On the other hand, R provides the best presentation as long as the amount of data is below the limit just mentioned, because "the presentation of the program is specific rather than generic". The most famous ggplot2, based on the Baidu echarts products recharts (by taiyun on Github), and Yihui Xie's work knitr (markdown syntax dynamic data mining results, images, video generated html), than the existing visual Python package Even GUI package) is more friendly, easy to operate, more suitable for small data sets to quickly show. If you happen to be a SAS user, do not say that knowing your data will be better.

My understanding is that R's output is similar to html + js + CSS, suitable for lightweight analysis, lightweight display, more suitable for individual users.

Unstructured big data processing:

Your algorithm has come to a "well-prepared, just run the whole amount of" such a rival's data is well understood. Wiki introduction to Revolution Analytics: R did not natively handle datasets larger than main memory. Unstructured big data applications can only be the scene:

- You know the details of the data distribution (maybe you spent a long time on other projects or the sample data of this project have also been a little verified in the big data set)

- What algorithm is right for you, know the incremental algorithm exists, or you think violence parallel No problem

- Do you think it is okay to pass a Mahout-like calculation to R via code wrapper?

- You do not care about interactive exploration at all

Is this the R application scenario you need? Or put another way, what are the advantages of this application scenario? To know the algorithm efficiency ranking R <java <C + +. Algorithm months to go online, I looked at doing.

Said the despicable team (a data mining department is not specialized in data mining) experience:

Speaking for a long time R + Hadoop, not Mahout, casually engage in RSnow, ready to buy SAS.

Because I would SAS (a small amount of Macro, no matrix used, no need) and R (no learning cost), python parallel package pp use, consider mahout.

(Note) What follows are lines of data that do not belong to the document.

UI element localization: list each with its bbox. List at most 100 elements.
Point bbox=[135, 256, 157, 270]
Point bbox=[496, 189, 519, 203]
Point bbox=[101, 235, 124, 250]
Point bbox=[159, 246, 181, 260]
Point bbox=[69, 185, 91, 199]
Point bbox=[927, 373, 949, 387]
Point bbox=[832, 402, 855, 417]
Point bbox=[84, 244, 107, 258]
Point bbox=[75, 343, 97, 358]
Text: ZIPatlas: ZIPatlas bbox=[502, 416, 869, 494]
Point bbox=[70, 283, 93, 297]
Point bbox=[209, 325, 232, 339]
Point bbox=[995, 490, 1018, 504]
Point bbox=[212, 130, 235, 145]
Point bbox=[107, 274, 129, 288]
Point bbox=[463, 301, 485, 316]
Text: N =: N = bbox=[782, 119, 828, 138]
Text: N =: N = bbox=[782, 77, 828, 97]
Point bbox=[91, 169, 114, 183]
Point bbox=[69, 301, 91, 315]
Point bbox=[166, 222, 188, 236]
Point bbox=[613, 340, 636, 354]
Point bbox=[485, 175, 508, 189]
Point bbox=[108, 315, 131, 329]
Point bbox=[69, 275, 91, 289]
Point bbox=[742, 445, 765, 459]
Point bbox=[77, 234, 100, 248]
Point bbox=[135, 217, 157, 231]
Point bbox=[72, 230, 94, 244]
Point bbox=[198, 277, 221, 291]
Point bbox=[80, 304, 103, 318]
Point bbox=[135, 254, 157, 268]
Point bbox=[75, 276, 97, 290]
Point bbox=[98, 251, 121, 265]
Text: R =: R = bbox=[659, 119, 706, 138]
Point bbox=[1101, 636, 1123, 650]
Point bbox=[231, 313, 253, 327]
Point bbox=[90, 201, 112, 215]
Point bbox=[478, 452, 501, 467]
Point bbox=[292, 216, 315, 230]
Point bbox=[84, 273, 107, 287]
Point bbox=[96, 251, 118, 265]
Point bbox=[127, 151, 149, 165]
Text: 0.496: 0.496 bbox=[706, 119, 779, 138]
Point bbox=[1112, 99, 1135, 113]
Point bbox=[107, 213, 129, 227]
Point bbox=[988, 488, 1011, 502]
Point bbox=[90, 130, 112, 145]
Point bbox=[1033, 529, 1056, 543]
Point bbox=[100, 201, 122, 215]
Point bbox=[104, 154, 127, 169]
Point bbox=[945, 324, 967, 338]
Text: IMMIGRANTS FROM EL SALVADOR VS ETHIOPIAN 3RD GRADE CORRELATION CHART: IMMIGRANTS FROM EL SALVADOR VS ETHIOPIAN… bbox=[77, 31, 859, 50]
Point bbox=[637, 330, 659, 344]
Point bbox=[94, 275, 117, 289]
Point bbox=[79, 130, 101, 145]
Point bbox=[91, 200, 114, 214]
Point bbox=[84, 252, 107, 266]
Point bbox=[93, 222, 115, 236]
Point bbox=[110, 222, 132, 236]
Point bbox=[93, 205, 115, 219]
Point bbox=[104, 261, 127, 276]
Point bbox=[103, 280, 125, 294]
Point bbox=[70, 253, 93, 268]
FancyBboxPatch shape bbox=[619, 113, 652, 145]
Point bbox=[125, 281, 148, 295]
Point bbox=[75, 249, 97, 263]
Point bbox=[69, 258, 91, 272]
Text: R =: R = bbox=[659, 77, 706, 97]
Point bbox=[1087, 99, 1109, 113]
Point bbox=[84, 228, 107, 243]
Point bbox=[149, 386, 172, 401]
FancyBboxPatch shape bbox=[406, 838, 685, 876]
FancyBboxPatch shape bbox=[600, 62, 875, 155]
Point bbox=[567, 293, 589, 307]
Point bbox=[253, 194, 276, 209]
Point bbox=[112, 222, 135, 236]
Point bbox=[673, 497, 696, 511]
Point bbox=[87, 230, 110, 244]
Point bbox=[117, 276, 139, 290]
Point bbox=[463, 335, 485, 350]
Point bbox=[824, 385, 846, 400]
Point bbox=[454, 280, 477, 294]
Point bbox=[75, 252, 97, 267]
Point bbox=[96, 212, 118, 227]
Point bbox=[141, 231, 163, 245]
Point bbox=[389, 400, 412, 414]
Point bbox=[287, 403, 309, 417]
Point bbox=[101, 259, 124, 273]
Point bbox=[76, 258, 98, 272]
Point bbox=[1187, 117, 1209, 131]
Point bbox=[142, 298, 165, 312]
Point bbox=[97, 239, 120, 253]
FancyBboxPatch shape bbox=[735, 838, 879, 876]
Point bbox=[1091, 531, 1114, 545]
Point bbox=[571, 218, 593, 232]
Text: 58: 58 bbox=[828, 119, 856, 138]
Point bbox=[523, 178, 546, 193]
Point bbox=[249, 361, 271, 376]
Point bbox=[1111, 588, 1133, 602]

UPDATE: While big data platform users are not content with storage, simple processing, and shaping algorithms, they are starting to focus on minimal queries and interactive exploration of efficiencies, such as Spark's memory solutions.

Conclusion:

By the way also to data analysts, and their leaders to remind one: If A has no code B's ability to develop, R completely for B to complete the mathematical things, forming a dependency, then the existence of B what is the meaning? People emphasize the mathematical theory so little advantage also ceased to exist. Machine learning algorithms are adapted to different tools at different stages of research and use, even if it is not, even do not understand the environment for the appropriate tools, as Internet practitioners, this is too embarrassing.

In the United States, elite researchers do their own development - so to speak, elite developers do their own research. Each model is not perfect, the existing model is likely to not meet your analytical needs. Therefore, we should adopt an open mind to accept new technologies, develop in-depth data mining research, from code optimization (cottage) to technology original.